There are also discussions regarding the possibility of consolidation in the sector. Across the Bahraini financial services landscape there is a conviction that consolidation into a smaller number of larger companies would be beneficial for all involved. However, the barriers to consolidation have proven formidable in the past. A common refrain about Bahrain and the wider GCC region is that mergers are a bad cultural fit because, when two parties agree to combine forces, there is a tendency to perceive the buyer as having won the negotiation and the seller as having lost it. Another factor is that ownership structures tend to lack the large numbers of influential minority shareholders, who sometimes can push the controlling owner into a merger or acquisition. Although consolidation has been talked about for years, the buoyant economy has not left any companies in a truly dire situation that would mandate the need to sell. As the region is flush with capital, many insurance company owners can afford to wait out the current conditions in anticipation of better times and bigger profits.
For Bahrain the big boost the market is waiting for is the law mandating medical insurance. This has been on the table for several years, and is expected to become a law at some point in the short to medium term. This has the capacity to provide a new and lucrative line of business for insurers. As of early 2013 the expectation was that Bahrain’s government would wait until all stakeholders – hospitals, insurers, doctors and medical professionals, and others – had had ample time to prepare for the change and the surge in demand that will come with it.

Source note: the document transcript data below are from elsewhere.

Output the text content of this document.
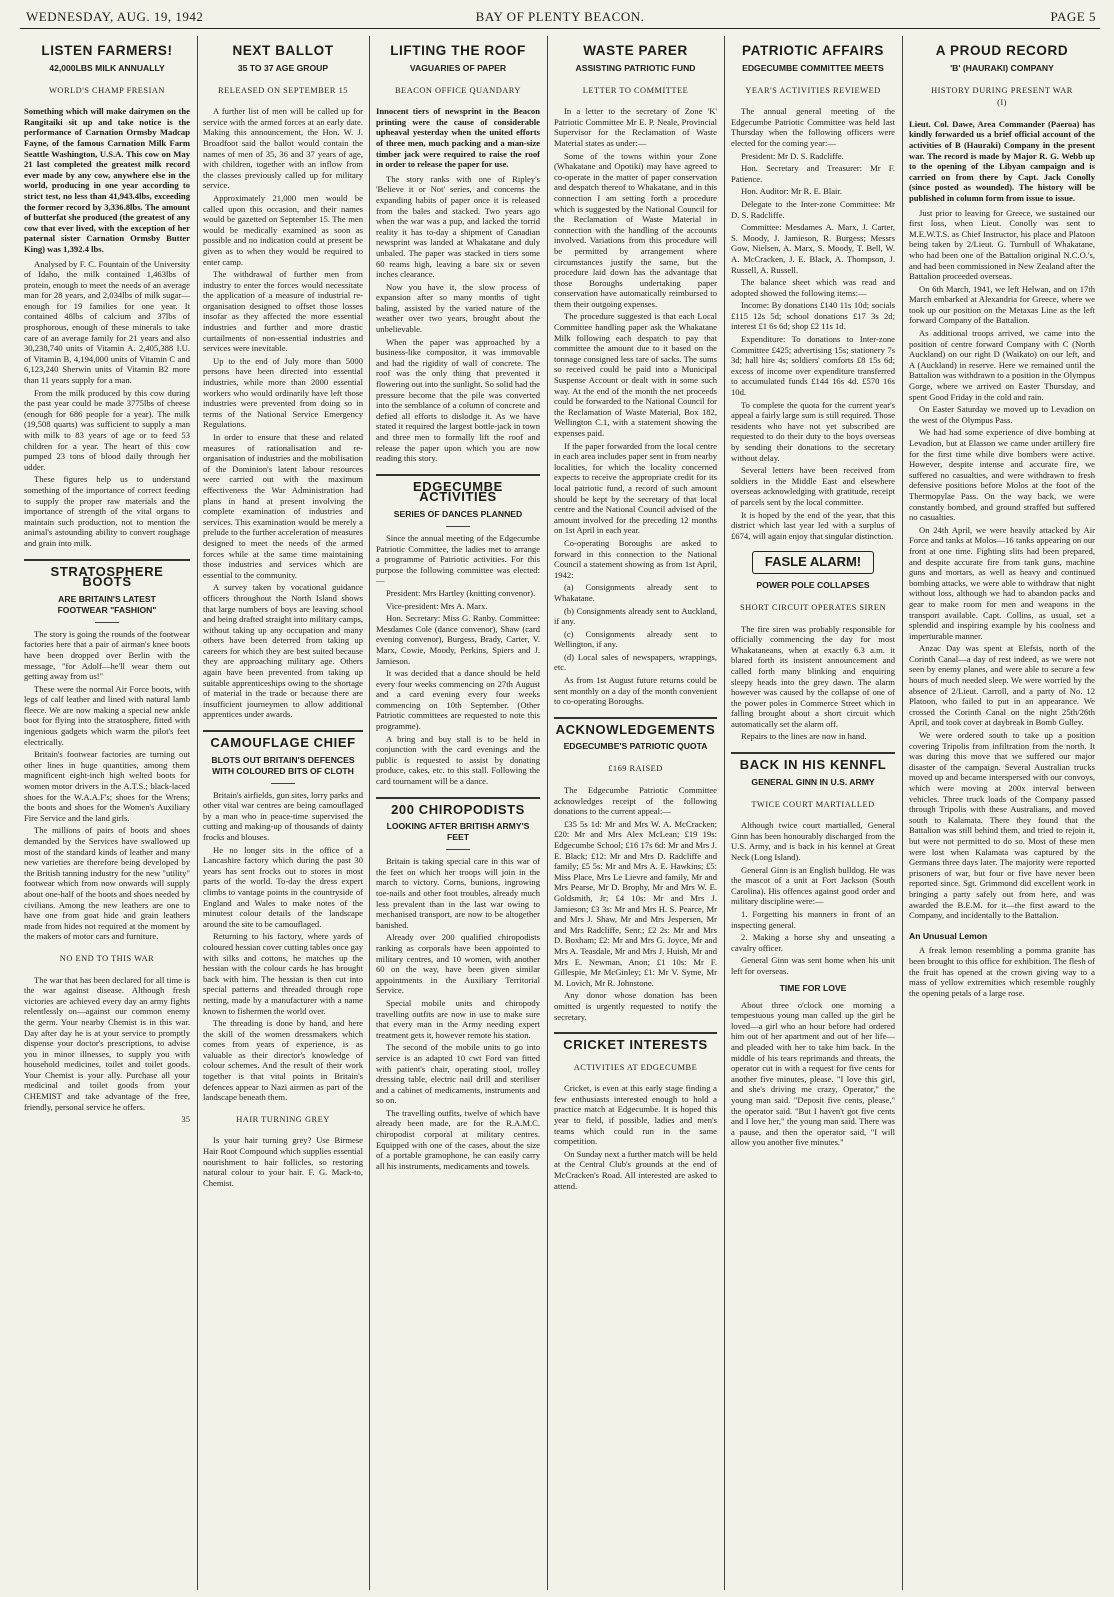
WEDNESDAY, AUG. 19, 1942	BAY OF PLENTY BEACON.	PAGE 5
LISTEN FARMERS!
42,000LBS MILK ANNUALLY
WORLD'S CHAMP FRESIAN

Something which will make dairymen on the Rangitaiki sit up and take notice is the performance of Carnation Ormsby Madcap Fayne, of the famous Carnation Milk Farm Seattle Washington, U.S.A. This cow on May 21 last completed the greatest milk record ever made by any cow, anywhere else in the world, producing in one year according to strict test, no less than 41,943.4lbs, exceeding the former record by 3,336.8lbs. The amount of butterfat she produced (the greatest of any cow that ever lived, with the exception of her paternal sister Carnation Ormsby Butter King) was 1,392.4 lbs.

Analysed by F. C. Fountain of the University of Idaho, the milk contained 1,463lbs of protein, enough to meet the needs of an average man for 28 years, and 2,034lbs of milk sugar—enough for 19 families for one year. It contained 48lbs of calcium and 37lbs of prosphorous, enough of these minerals to take care of an average family for 21 years and also 30,238,740 units of Vitamin A. 2,405,388 I.U. of Vitamin B, 4,194,000 units of Vitamin C and 6,123,240 Sherwin units of Vitamin B2 more than 11 years supply for a man.

From the milk produced by this cow during the past year could be made 3775lbs of cheese (enough for 686 people for a year). The milk (19,508 quarts) was sufficient to supply a man with milk to 83 years of age or to feed 53 children for a year. The heart of this cow pumped 23 tons of blood daily through her udder.

These figures help us to understand something of the importance of correct feeding to supply the proper raw materials and the importance of strength of the vital organs to maintain such production, not to mention the animal's astounding ability to convert roughage and grain into milk.

STRATOSPHERE BOOTS
ARE BRITAIN'S LATEST FOOTWEAR "FASHION"

The story is going the rounds of the footwear factories here that a pair of airman's knee boots have been dropped over Berlin with the message, "for Adolf—he'll wear them out getting away from us!"

These were the normal Air Force boots, with legs of calf leather and lined with natural lamb fleece. We are now making a special new ankle boot for flying into the stratosphere, fitted with ingenious gadgets which warm the pilot's feet electrically.

Britain's footwear factories are turning out other lines in huge quantities, among them magnificent eight-inch high welted boots for women motor drivers in the A.T.S.; black-laced shoes for the W.A.A.F's; shoes for the Wrens; the boots and shoes for the Women's Auxiliary Fire Service and the land girls.

The millions of pairs of boots and shoes demanded by the Services have swallowed up most of the standard kinds of leather and many new varieties are therefore being developed by the British tanning industry for the new "utility" footwear which from now onwards will supply about one-half of the boots and shoes needed by civilians. Among the new leathers are one to have one from goat hide and grain leathers made from hides not required at the moment by the makers of motor cars and furniture.

NO END TO THIS WAR

The war that has been declared for all time is the war against disease. Although fresh victories are achieved every day an army fights relentlessly on—against our common enemy the germ. Your nearby Chemist is in this war. Day after day he is at your service to promptly dispense your doctor's prescriptions, to advise you in minor illnesses, to supply you with household medicines, toilet and toilet goods. Your Chemist is your ally. Purchase all your medicinal and toilet goods from your CHEMIST and take advantage of the free, friendly, personal service he offers.

35
NEXT BALLOT
35 TO 37 AGE GROUP
RELEASED ON SEPTEMBER 15

A further list of men will be called up for service with the armed forces at an early date. Making this announcement, the Hon. W. J. Broadfoot said the ballot would contain the names of men of 35, 36 and 37 years of age, with children, together with an inflow from the classes previously called up for military service.

Approximately 21,000 men would be called upon this occasion, and their names would be gazetted on September 15. The men would be medically examined as soon as possible and no indication could at present be given as to when they would be required to enter camp.

The withdrawal of further men from industry to enter the forces would necessitate the application of a measure of industrial re-organisation designed to offset those losses insofar as they affected the more essential industries and further and more drastic curtailments of non-essential industries and services were inevitable.

Up to the end of July more than 5000 persons have been directed into essential industries, while more than 2000 essential workers who would ordinarily have left those industries were prevented from doing so in terms of the National Service Emergency Regulations.

In order to ensure that these and related measures of rationalisation and re-organisation of industries and the mobilisation of the Dominion's latent labour resources were carried out with the maximum effectiveness the War Administration had plans in hand at present involving the complete examination of industries and services. This examination would be merely a prelude to the further acceleration of measures designed to meet the needs of the armed forces while at the same time maintaining those industries and services which are essential to the community.

A survey taken by vocational guidance officers throughout the North Island shows that large numbers of boys are leaving school and being drafted straight into military camps, without taking up any occupation and many others have been deterred from taking up careers for which they are best suited because they are approaching military age. Others again have been prevented from taking up suitable apprenticeships owing to the shortage of material in the trade or because there are insufficient journeymen to allow additional apprentices under awards.

CAMOUFLAGE CHIEF
BLOTS OUT BRITAIN'S DEFENCES WITH COLOURED BITS OF CLOTH

Britain's airfields, gun sites, lorry parks and other vital war centres are being camouflaged by a man who in peace-time supervised the cutting and making-up of thousands of dainty frocks and blouses.

He no longer sits in the office of a Lancashire factory which during the past 30 years has sent frocks out to stores in most parts of the world. To-day the dress expert climbs to vantage points in the countryside of England and Wales to make notes of the minutest colour details of the landscape around the site to be camouflaged.

Returning to his factory, where yards of coloured hessian cover cutting tables once gay with silks and cottons, he matches up the hessian with the colour cards he has brought back with him. The hessian is then cut into special patterns and threaded through rope netting, made by a manufacturer with a name known to fishermen the world over.

The threading is done by hand, and here the skill of the women dressmakers which comes from years of experience, is as valuable as their director's knowledge of colour schemes. And the result of their work together is that vital points in Britain's defences appear to Nazi airmen as part of the landscape beneath them.

HAIR TURNING GREY

Is your hair turning grey? Use Birmese Hair Root Compound which supplies essential nourishment to hair follicles, so restoring natural colour to your hair. F. G. Mack-to, Chemist.

LIFTING THE ROOF
VAGUARIES OF PAPER
BEACON OFFICE QUANDARY

Innocent tiers of newsprint in the Beacon printing were the cause of considerable upheaval yesterday when the united efforts of three men, much packing and a man-size timber jack were required to raise the roof in order to release the paper for use.

The story ranks with one of Ripley's 'Believe it or Not' series, and concerns the expanding habits of paper once it is released from the bales and stacked. Two years ago when the war was a pup, and lacked the torrid reality it has to-day a shipment of Canadian newsprint was landed at Whakatane and duly unbaled. The paper was stacked in tiers some 60 reams high, leaving a bare six or seven inches clearance.

Now you have it, the slow process of expansion after so many months of tight baling, assisted by the varied nature of the weather over two years, brought about the unbelievable.

When the paper was approached by a business-like compositor, it was immovable and had the rigidity of wall of concrete. The roof was the only thing that prevented it flowering out into the sunlight. So solid had the pressure become that the pile was converted into the semblance of a column of concrete and defied all efforts to dislodge it. As we have stated it required the largest bottle-jack in town and three men to formally lift the roof and release the paper upon which you are now reading this story.

EDGECUMBE ACTIVITIES
SERIES OF DANCES PLANNED

Since the annual meeting of the Edgecumbe Patriotic Committee, the ladies met to arrange a programme of Patriotic activities. For this purpose the following committee was elected:—

President: Mrs Hartley (knitting convenor).

Vice-president: Mrs A. Marx.

Hon. Secretary: Miss G. Ranby. Committee: Mesdames Cole (dance convenor), Shaw (card evening convenor), Burgess, Brady, Carter, V. Marx, Cowie, Moody, Perkins, Spiers and J. Jamieson.

It was decided that a dance should be held every four weeks commencing on 27th August and a card evening every four weeks commencing on 10th September. (Other Patriotic committees are requested to note this programme).

A bring and buy stall is to be held in conjunction with the card evenings and the public is requested to assist by donating produce, cakes, etc. to this stall. Following the card tournament will be a dance.

200 CHIROPODISTS
LOOKING AFTER BRITISH ARMY'S FEET

Britain is taking special care in this war of the feet on which her troops will join in the march to victory. Corns, bunions, ingrowing toe-nails and other foot troubles, already much less prevalent than in the last war owing to mechanised transport, are now to be altogether banished.

Already over 200 qualified chiropodists ranking as corporals have been appointed to military centres, and 10 women, with another 60 on the way, have been given similar appointments in the Auxiliary Territorial Service.

Special mobile units and chiropody travelling outfits are now in use to make sure that every man in the Army needing expert treatment gets it, however remote his station.

The second of the mobile units to go into service is an adapted 10 cwt Ford van fitted with patient's chair, operating stool, trolley dressing table, electric nail drill and steriliser and a cabinet of medicaments, instruments and so on.

The travelling outfits, twelve of which have already been made, are for the R.A.M.C. chiropodist corporal at military centres. Equipped with one of the cases, about the size of a portable gramophone, he can easily carry all his instruments, medicaments and towels.

WASTE PARER
ASSISTING PATRIOTIC FUND
LETTER TO COMMITTEE

In a letter to the secretary of Zone 'K' Patriotic Committee Mr E. P. Neale, Provincial Supervisor for the Reclamation of Waste Material states as under:—

Some of the towns within your Zone (Whakatane and Opotiki) may have agreed to co-operate in the matter of paper conservation and despatch thereof to Whakatane, and in this connection I am setting forth a procedure which is suggested by the National Council for the Reclamation of Waste Material in connection with the handling of the accounts involved. Variations from this procedure will be permitted by arrangement where circumstances justify the same, but the procedure laid down has the advantage that those Boroughs undertaking paper conservation have automatically reimbursed to them their outgoing expenses.

The procedure suggested is that each Local Committee handling paper ask the Whakatane Milk following each despatch to pay that committee the amount due to it based on the tonnage consigned less tare of sacks. The sums so received could be paid into a Municipal Suspense Account or dealt with in some such way. At the end of the month the net proceeds could be forwarded to the National Council for the Reclamation of Waste Material, Box 182, Wellington C.1, with a statement showing the expenses paid.

If the paper forwarded from the local centre in each area includes paper sent in from nearby localities, for which the locality concerned expects to receive the appropriate credit for its local patriotic fund, a record of such amount should be kept by the secretary of that local centre and the National Council advised of the amount involved for the preceding 12 months on 1st April in each year.

Co-operating Boroughs are asked to forward in this connection to the National Council a statement showing as from 1st April, 1942:

(a) Consignments already sent to Whakatane.

(b) Consignments already sent to Auckland, if any.

(c) Consignments already sent to Wellington, if any.

(d) Local sales of newspapers, wrappings, etc.

As from 1st August future returns could be sent monthly on a day of the month convenient to co-operating Boroughs.

ACKNOWLEDGEMENTS
EDGECUMBE'S PATRIOTIC QUOTA
£169 RAISED

The Edgecumbe Patriotic Committee acknowledges receipt of the following donations to the current appeal:—

£35 5s 1d: Mr and Mrs W. A. McCracken; £20: Mr and Mrs Alex McLean; £19 19s: Edgecumbe School; £16 17s 6d: Mr and Mrs J. E. Black; £12: Mr and Mrs D. Radcliffe and family; £5 5s: Mr and Mrs A. E. Hawkins; £5: Miss Place, Mrs Le Lievre and family, Mr and Mrs Pearse, Mr D. Brophy, Mr and Mrs W. E. Goldsmith, Jr; £4 10s: Mr and Mrs J. Jamieson; £3 3s: Mr and Mrs H. S. Pearce, Mr and Mrs J. Shaw, Mr and Mrs Jespersen, Mr and Mrs Radcliffe, Senr.; £2 2s: Mr and Mrs D. Boxham; £2: Mr and Mrs G. Joyce, Mr and Mrs A. Teasdale, Mr and Mrs J. Huish, Mr and Mrs E. Newman, Anon; £1 10s: Mr F. Gillespie, Mr McGinley; £1: Mr V. Syme, Mr M. Lovich, Mr R. Johnstone.

Any donor whose donation has been omitted is urgently requested to notify the secretary.

CRICKET INTERESTS
ACTIVITIES AT EDGECUMBE

Cricket, is even at this early stage finding a few enthusiasts interested enough to hold a practice match at Edgecumbe. It is hoped this year to field, if possible, ladies and men's teams which could run in the same competition.

On Sunday next a further match will be held at the Central Club's grounds at the end of McCracken's Road. All interested are asked to attend.

PATRIOTIC AFFAIRS
EDGECUMBE COMMITTEE MEETS
YEAR'S ACTIVITIES REVIEWED

The annual general meeting of the Edgecumbe Patriotic Committee was held last Thursday when the following officers were elected for the coming year:—

President: Mr D. S. Radcliffe.

Hon. Secretary and Treasurer: Mr F. Patience.

Hon. Auditor: Mr R. E. Blair.

Delegate to the Inter-zone Committee: Mr D. S. Radcliffe.

Committee: Mesdames A. Marx, J. Carter, S. Moody, J. Jamieson, R. Burgess; Messrs Gow, Nielsen, A. Marx, S. Moody, T. Bell, W. A. McCracken, J. E. Black, A. Thompson, J. Russell, A. Russell.

The balance sheet which was read and adopted showed the following items:—

Income: By donations £140 11s 10d; socials £115 12s 5d; school donations £17 3s 2d; interest £1 6s 6d; shop £2 11s 1d.

Expenditure: To donations to Inter-zone Committee £425; advertising 15s; stationery 7s 3d; hall hire 4s; soldiers' comforts £8 15s 6d; excess of income over expenditure transferred to accumulated funds £144 16s 4d. £570 16s 10d.

To complete the quota for the current year's appeal a fairly large sum is still required. Those residents who have not yet subscribed are requested to do their duty to the boys overseas by sending their donations to the secretary without delay.

Several letters have been received from soldiers in the Middle East and elsewhere overseas acknowledging with gratitude, receipt of parcels sent by the local committee.

It is hoped by the end of the year, that this district which last year led with a surplus of £674, will again enjoy that singular distinction.

FASLE ALARM!
POWER POLE COLLAPSES
SHORT CIRCUIT OPERATES SIREN

The fire siren was probably responsible for officially commencing the day for most Whakataneans, when at exactly 6.3 a.m. it blared forth its insistent announcement and called forth many blinking and enquiring sleepy heads into the grey dawn. The alarm however was caused by the collapse of one of the power poles in Commerce Street which in falling brought about a short circuit which automatically set the alarm off.

Repairs to the lines are now in hand.

BACK IN HIS KENNFL
GENERAL GINN IN U.S. ARMY
TWICE COURT MARTIALLED

Although twice court martialled, General Ginn has been honourably discharged from the U.S. Army, and is back in his kennel at Great Neck (Long Island).

General Ginn is an English bulldog. He was the mascot of a unit at Fort Jackson (South Carolina). His offences against good order and military discipline were:—

1. Forgetting his manners in front of an inspecting general.

2. Making a horse shy and unseating a cavalry officer.

General Ginn was sent home when his unit left for overseas.

TIME FOR LOVE

About three o'clock one morning a tempestuous young man called up the girl he loved—a girl who an hour before had ordered him out of her apartment and out of her life—and pleaded with her to take him back. In the middle of his tears reprimands and threats, the operator cut in with a request for five cents for another five minutes, please. "I love this girl, and she's driving me crazy, Operator," the young man said. "Deposit five cents, please," the operator said. "But I haven't got five cents and I love her," the young man said. There was a pause, and then the operator said, "I will allow you another five minutes."

A PROUD RECORD
'B' (HAURAKI) COMPANY
HISTORY DURING PRESENT WAR
(I)

Lieut. Col. Dawe, Area Commander (Paeroa) has kindly forwarded us a brief official account of the activities of B (Hauraki) Company in the present war. The record is made by Major R. G. Webb up to the opening of the Libyan campaign and is carried on from there by Capt. Jack Conolly (since posted as wounded). The history will be published in column form from issue to issue.

Just prior to leaving for Greece, we sustained our first loss, when Lieut. Conolly was sent to M.E.W.T.S. as Chief Instructor, his place and Platoon being taken by 2/Lieut. G. Turnbull of Whakatane, who had been one of the Battalion original N.C.O.'s, and had been commissioned in New Zealand after the Battalion proceeded overseas.

On 6th March, 1941, we left Helwan, and on 17th March embarked at Alexandria for Greece, where we took up our position on the Metaxas Line as the left forward Company of the Battalion.

As additional troops arrived, we came into the position of centre forward Company with C (North Auckland) on our right D (Waikato) on our left, and A (Auckland) in reserve. Here we remained until the Battalion was withdrawn to a position in the Olympus Gorge, where we arrived on Easter Thursday, and spent Good Friday in the cold and rain.

On Easter Saturday we moved up to Levadion on the west of the Olympus Pass.

We had had some experience of dive bombing at Levadion, but at Elasson we came under artillery fire for the first time while dive bombers were active. However, despite intense and accurate fire, we suffered no casualties, and were withdrawn to fresh defensive positions before Molos at the foot of the Thermopylae Pass. On the way back, we were constantly bombed, and ground straffed but suffered no casualties.

On 24th April, we were heavily attacked by Air Force and tanks at Molos—16 tanks appearing on our front at one time. Fighting slits had been prepared, and despite accurate fire from tank guns, machine guns and mortars, as well as heavy and continued bombing attacks, we were able to withdraw that night without loss, although we had to abandon packs and gear to make room for men and weapons in the transport available. Capt. Collins, as usual, set a splendid and inspiring example by his coolness and imperturable manner.

Anzac Day was spent at Elefsis, north of the Corinth Canal—a day of rest indeed, as we were not seen by enemy planes, and were able to secure a few hours of much needed sleep. We were worried by the absence of 2/Lieut. Carroll, and a party of No. 12 Platoon, who failed to put in an appearance. We crossed the Corinth Canal on the night 25th/26th April, and took cover at daybreak in Bomb Gulley.

We were ordered south to take up a position covering Tripolis from infiltration from the north. It was during this move that we suffered our major disaster of the campaign. Several Australian trucks moved up and became interspersed with our convoys, which were moving at 200x interval between vehicles. Three truck loads of the Company passed through Tripolis with these Australians, and moved south to Kalamata. There they found that the Battalion was still behind them, and tried to rejoin it, but were not permitted to do so. Most of these men were lost when Kalamata was captured by the Germans three days later. The majority were reported prisoners of war, but four or five have never been reported since. Sgt. Grimmond did excellent work in bringing a party safely out from here, and was awarded the B.E.M. for it—the first award to the Company, and incidentally to the Battalion.

An Unusual Lemon

A freak lemon resembling a pomma granite has been brought to this office for exhibition. The flesh of the fruit has opened at the crown giving way to a mass of yellow extremities which resemble roughly the opening petals of a large rose.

Until then, should any insurers wish to merge, Bahraini banks are in the process of proving it can be done despite the obstacles. Perhaps because banks lack a huge potential new market to tap into in the coming years, as insurers do with medical insurance, several high-profile mergers in that sector have been completed recently. Some guidelines are emerging for how this potentially adversarial process can be conducted in a different way, and to ensure decisions are based on the interests of shareholders. Some successful strategies have included looking for consolidation pairs in which companies have complementary lines of business, and at least one side with a highly diversified shareholder structure. The existence of common shareholders between the two companies is also an indicator of a potential match.
OUTLOOK: As of early 2012 market participants were focused on regulatory developments such as increased restrictions on non-traditional distribution channels. For the future, however, Bahraini insurers remain intent on building capacity in risk management, gaining market share and preparing for growth opportunities such as medical insurance and broad-based economic growth. These future catalysts are likely to push off serious talks of consolidation, but instead push hopes high for a wave of growth opportunities to come.